09/02/2014
- Türkiye’de Cemaat’ın etkili olduğu söyleniyor. CIA ilgilenmiyor mu?
- Eskiden ABD’deki CIA ile Tekel Sermaye, Türkiye’deki MİT ile Türkiye’deki dışa bağlı sermaye birlikte dünyayı yönetiyordu. Şimdi ABD’deki tekel sermaye ile CIA’nin arası, Türkiye’deki MİT ile dışa bağımlı sermayenin arası açılmıştır. Sermaye kendisine özgü bilmediğim bir örgütle yine fesadına devam ediyor. MİT ile CIA eskisi kadar içli dışlı değildir.
- Şimdi CIA’nın gücü yetmiyor. Eskiden CIA’nin faaliyet alanı dışarısı idi. Şimdi ABD’de mi?
- Eskiden sermaye bir operasyon yapıyor, CIA’ya ihale ediyordu. CIA başarırsa parasını alıyordu. Şimdi sermaye ona ihale etmiyor veya ihaleyi almıyor. Dolayısıyla etkisi azalmıştır. MİT te öyle 17 Aralık’ı bile istihbar edememiştir.

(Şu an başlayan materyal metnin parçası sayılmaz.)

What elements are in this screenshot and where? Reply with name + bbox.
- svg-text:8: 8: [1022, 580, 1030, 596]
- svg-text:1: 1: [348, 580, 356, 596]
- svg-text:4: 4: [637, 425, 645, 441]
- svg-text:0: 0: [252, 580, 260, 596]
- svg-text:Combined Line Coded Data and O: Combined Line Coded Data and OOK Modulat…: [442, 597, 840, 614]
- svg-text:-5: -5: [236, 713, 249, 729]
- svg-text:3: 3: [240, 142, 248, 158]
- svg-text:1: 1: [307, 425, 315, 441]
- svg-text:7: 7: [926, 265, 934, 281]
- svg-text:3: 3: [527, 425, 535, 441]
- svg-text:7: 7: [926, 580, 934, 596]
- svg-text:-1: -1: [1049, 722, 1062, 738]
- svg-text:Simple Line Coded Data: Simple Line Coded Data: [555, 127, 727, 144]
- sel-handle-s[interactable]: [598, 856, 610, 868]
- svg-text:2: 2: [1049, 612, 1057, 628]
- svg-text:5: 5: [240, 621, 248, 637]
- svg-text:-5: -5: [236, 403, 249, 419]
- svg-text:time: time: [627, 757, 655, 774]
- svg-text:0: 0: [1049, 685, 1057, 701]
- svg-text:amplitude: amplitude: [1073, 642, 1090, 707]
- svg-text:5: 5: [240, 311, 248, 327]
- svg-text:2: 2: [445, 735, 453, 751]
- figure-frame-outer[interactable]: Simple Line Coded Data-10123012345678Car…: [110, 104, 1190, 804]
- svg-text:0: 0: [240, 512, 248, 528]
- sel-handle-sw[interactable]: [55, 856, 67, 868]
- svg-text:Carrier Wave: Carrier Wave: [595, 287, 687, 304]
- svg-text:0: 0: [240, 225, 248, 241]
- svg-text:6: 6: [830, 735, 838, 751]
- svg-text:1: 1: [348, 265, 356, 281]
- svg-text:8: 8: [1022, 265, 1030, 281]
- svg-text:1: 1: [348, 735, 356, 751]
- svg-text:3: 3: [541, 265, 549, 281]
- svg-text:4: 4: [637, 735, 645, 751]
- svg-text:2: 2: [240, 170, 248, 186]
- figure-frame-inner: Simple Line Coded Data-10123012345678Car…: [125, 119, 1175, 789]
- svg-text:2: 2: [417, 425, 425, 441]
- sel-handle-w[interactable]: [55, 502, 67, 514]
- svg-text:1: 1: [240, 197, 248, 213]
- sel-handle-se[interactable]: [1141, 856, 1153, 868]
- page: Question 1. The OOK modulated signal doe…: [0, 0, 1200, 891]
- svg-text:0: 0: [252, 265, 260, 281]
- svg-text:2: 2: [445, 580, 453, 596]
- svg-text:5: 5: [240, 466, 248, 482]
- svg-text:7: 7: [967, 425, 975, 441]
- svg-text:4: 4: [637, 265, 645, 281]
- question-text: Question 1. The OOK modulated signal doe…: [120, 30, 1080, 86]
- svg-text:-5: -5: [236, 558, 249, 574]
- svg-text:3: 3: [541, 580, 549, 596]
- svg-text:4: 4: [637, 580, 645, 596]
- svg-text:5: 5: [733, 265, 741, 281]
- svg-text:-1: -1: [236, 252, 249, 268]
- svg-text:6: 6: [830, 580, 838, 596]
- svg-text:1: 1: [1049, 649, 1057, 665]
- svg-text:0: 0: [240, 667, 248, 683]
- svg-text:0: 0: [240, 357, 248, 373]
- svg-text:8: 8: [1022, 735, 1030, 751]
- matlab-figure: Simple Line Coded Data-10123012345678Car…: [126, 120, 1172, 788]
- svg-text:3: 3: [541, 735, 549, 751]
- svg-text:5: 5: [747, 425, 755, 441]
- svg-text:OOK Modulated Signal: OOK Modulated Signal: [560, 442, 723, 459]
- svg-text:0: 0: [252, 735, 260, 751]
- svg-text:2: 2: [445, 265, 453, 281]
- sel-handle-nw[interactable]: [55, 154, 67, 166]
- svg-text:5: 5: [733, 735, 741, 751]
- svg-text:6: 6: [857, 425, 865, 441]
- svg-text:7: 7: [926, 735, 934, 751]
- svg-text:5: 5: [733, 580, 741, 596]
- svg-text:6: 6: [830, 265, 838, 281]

- CHP ve Cemaat’ın oluşma dönemlerine ait şartlar değişmiştir. Türkiye de değişecektir. Yurtta sulh cihanda sulh değip çevre ile ilgilenme siyaseti ile dini dışlama siyaseti tarihe gömülecektir. Komşulara hükmedilmeyecek ama ilgilenilecek. Dinler arası çatışma olmayacak ama din dışlanmayacak.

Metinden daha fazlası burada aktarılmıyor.